You are indeed correct, somehow ES turned it into a "float" instead of a geo_shape. However when I now make the "new" index under a different name and try to _reindex, it wont let me because of the following error: [polygon] is defined as an object in mapping [my_polygons_1] but this name is already used for a field in other types
So _reindex doesnt work at all in this case and perhaps need to find a different way to see IF filling this new index results in a smaller disk size usage?
I think you are not creating the mapping before trying to reindex and that is the reason it is not working. The reindex command does not copy the mapping of the source index so it is trying to generate a dynamic mapping instead.
Also just did a test with your suggested "distance_error_pct" which is (mildly putting it) a huge increase in performance already.
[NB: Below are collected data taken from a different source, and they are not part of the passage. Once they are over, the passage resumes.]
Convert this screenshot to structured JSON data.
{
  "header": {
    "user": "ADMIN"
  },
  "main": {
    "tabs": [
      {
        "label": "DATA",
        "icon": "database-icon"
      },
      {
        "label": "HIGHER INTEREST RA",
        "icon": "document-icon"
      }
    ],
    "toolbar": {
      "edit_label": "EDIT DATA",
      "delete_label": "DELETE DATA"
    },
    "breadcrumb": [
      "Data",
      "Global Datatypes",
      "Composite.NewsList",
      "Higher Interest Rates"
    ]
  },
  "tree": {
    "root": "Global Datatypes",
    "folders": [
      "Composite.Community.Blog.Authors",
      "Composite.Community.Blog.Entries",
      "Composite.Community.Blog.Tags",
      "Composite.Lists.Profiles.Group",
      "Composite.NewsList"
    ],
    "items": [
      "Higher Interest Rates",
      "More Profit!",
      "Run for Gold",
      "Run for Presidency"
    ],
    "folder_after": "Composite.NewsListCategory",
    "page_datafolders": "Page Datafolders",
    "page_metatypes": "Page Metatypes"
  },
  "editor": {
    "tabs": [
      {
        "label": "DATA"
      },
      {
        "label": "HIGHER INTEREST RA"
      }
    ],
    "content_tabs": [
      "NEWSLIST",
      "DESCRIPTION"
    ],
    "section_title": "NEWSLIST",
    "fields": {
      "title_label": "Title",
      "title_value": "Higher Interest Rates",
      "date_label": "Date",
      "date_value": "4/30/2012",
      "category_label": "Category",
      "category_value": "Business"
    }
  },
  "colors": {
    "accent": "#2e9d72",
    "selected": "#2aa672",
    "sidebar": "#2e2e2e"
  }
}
Which brings me to the question;
Say I add said parameter to my mapping, how much is a "reasonable" amount to set this to? Currently I set it to 0.025 and was a huge increase. Does this mean it allows an error percentage of 2.5% based on my 1meter precision?
The parameter is a bit more complex and it works as follows:
When the parameter distance_error_pct is set, the algorithm computes the length of the bounding box of the provided shape. This length is multiplied by the value of that parameter and the result is the precision used to index the shape.
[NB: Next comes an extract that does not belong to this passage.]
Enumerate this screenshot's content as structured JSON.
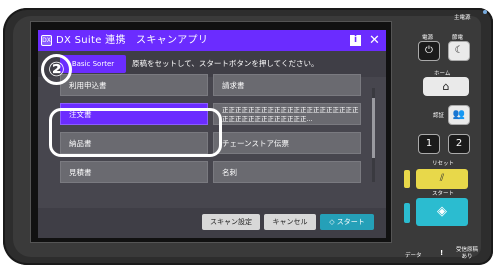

if the length of the diameter of the bounding box of the shape is 10 meters, then the precision for that shape is 0.025 meters. Because this is lower than the minimum given precision, the final precision will be 1m.
If the length of the diagonal is 100 meters, then the precision will be 2.5m.
If the length of the diagonal is 1000 meters, then the precision will be 25m.
and so on...
In summary, you will end up with your shapes indexed at variable precision depending on the area covered by the bounding box of such shape, with a maximum precision given by the precision parameter.
I applied the mentioned distance_error_pct to an index where the precision isn't all that important for now and the result for a small subset of a 100 documents seems to be massive already. We went from 280 MB to 1MB.
I do wonder if this could be applied elsewhere, I also use large very accurate (lots of coords) polygons but do think after reading trough the documentation isnt a good idea (i need accuracy but still determining whether how accurate it needs to be).
Again this seems to be the fix and am very grateful for your help!
Great to hear that this solution is good enough for you.
Note that if you require precision you will have to upgrade to take advantage of the new indexing strategy. In addition you need to be aware you are running on an unmaintained version as it has reached EOL.